Брейди отшатнулся назад — он едва стоял на ногах.
Немец, продолжая орать, закрывал одной рукой лицо, а второй размахивал вокруг, защищаясь от возможной атаки. Моргая единственным оставшимся глазом и размазывая кровь по щеке, он отыскал Брейди. Вместо второго в глазнице и на щеке под ним поблескивала вязкая кровавая масса.
Брейди в ужасе смотрел на то, что он наделал.

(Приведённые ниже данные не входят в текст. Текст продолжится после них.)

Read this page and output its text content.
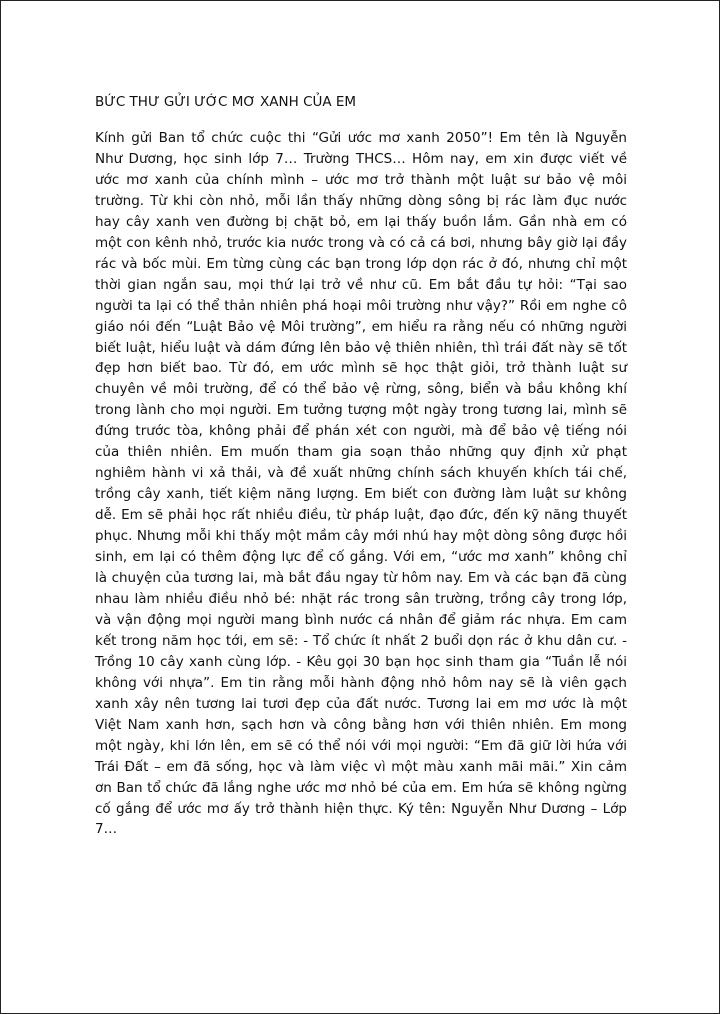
BỨC THƯ GỬI ƯỚC MƠ XANH CỦA EM

Kính gửi Ban tổ chức cuộc thi “Gửi ước mơ xanh 2050”! Em tên là Nguyễn Như Dương, học sinh lớp 7… Trường THCS… Hôm nay, em xin được viết về ước mơ xanh của chính mình – ước mơ trở thành một luật sư bảo vệ môi trường. Từ khi còn nhỏ, mỗi lần thấy những dòng sông bị rác làm đục nước hay cây xanh ven đường bị chặt bỏ, em lại thấy buồn lắm. Gần nhà em có một con kênh nhỏ, trước kia nước trong và có cả cá bơi, nhưng bây giờ lại đầy rác và bốc mùi. Em từng cùng các bạn trong lớp dọn rác ở đó, nhưng chỉ một thời gian ngắn sau, mọi thứ lại trở về như cũ. Em bắt đầu tự hỏi: “Tại sao người ta lại có thể thản nhiên phá hoại môi trường như vậy?” Rồi em nghe cô giáo nói đến “Luật Bảo vệ Môi trường”, em hiểu ra rằng nếu có những người biết luật, hiểu luật và dám đứng lên bảo vệ thiên nhiên, thì trái đất này sẽ tốt đẹp hơn biết bao. Từ đó, em ước mình sẽ học thật giỏi, trở thành luật sư chuyên về môi trường, để có thể bảo vệ rừng, sông, biển và bầu không khí trong lành cho mọi người. Em tưởng tượng một ngày trong tương lai, mình sẽ đứng trước tòa, không phải để phán xét con người, mà để bảo vệ tiếng nói của thiên nhiên. Em muốn tham gia soạn thảo những quy định xử phạt nghiêm hành vi xả thải, và đề xuất những chính sách khuyến khích tái chế, trồng cây xanh, tiết kiệm năng lượng. Em biết con đường làm luật sư không dễ. Em sẽ phải học rất nhiều điều, từ pháp luật, đạo đức, đến kỹ năng thuyết phục. Nhưng mỗi khi thấy một mầm cây mới nhú hay một dòng sông được hồi sinh, em lại có thêm động lực để cố gắng. Với em, “ước mơ xanh” không chỉ là chuyện của tương lai, mà bắt đầu ngay từ hôm nay. Em và các bạn đã cùng nhau làm nhiều điều nhỏ bé: nhặt rác trong sân trường, trồng cây trong lớp, và vận động mọi người mang bình nước cá nhân để giảm rác nhựa. Em cam kết trong năm học tới, em sẽ: - Tổ chức ít nhất 2 buổi dọn rác ở khu dân cư. - Trồng 10 cây xanh cùng lớp. - Kêu gọi 30 bạn học sinh tham gia “Tuần lễ nói không với nhựa”. Em tin rằng mỗi hành động nhỏ hôm nay sẽ là viên gạch xanh xây nên tương lai tươi đẹp của đất nước. Tương lai em mơ ước là một Việt Nam xanh hơn, sạch hơn và công bằng hơn với thiên nhiên. Em mong một ngày, khi lớn lên, em sẽ có thể nói với mọi người: “Em đã giữ lời hứa với Trái Đất – em đã sống, học và làm việc vì một màu xanh mãi mãi.” Xin cảm ơn Ban tổ chức đã lắng nghe ước mơ nhỏ bé của em. Em hứa sẽ không ngừng cố gắng để ước mơ ấy trở thành hiện thực. Ký tên: Nguyễn Như Dương – Lớp 7…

Воспользовавшись его растерянностью, противник сделал шаг вперед, ухватил его рукой за шею и резко пригнул лицом к железным перилам мостков. Удар пришелся на подбородок: кожа на нем была разрублена костью и железом. Жестокая рука, не выпускавшая Брейди, подвинула на перила его шею и сильно надавила, стараясь сломать трахею. Воздуха Брейди уже лишился.
Сквозь окутавший его туман вспомнился еще один удар — и он тут же выполнил его: сложенной ладонью, как ножом, быстро и сильно рубанул немца, который стоял почти у него за спиной, снизу вверх в пах. Воздух с шумом вырвался у того из легких, немец согнулся, но шею Брейди не выпустил. Брейди локтем той же руки двинул ему по носу. Он услышал негромкий хруст, а вслед за ним — хриплый рев.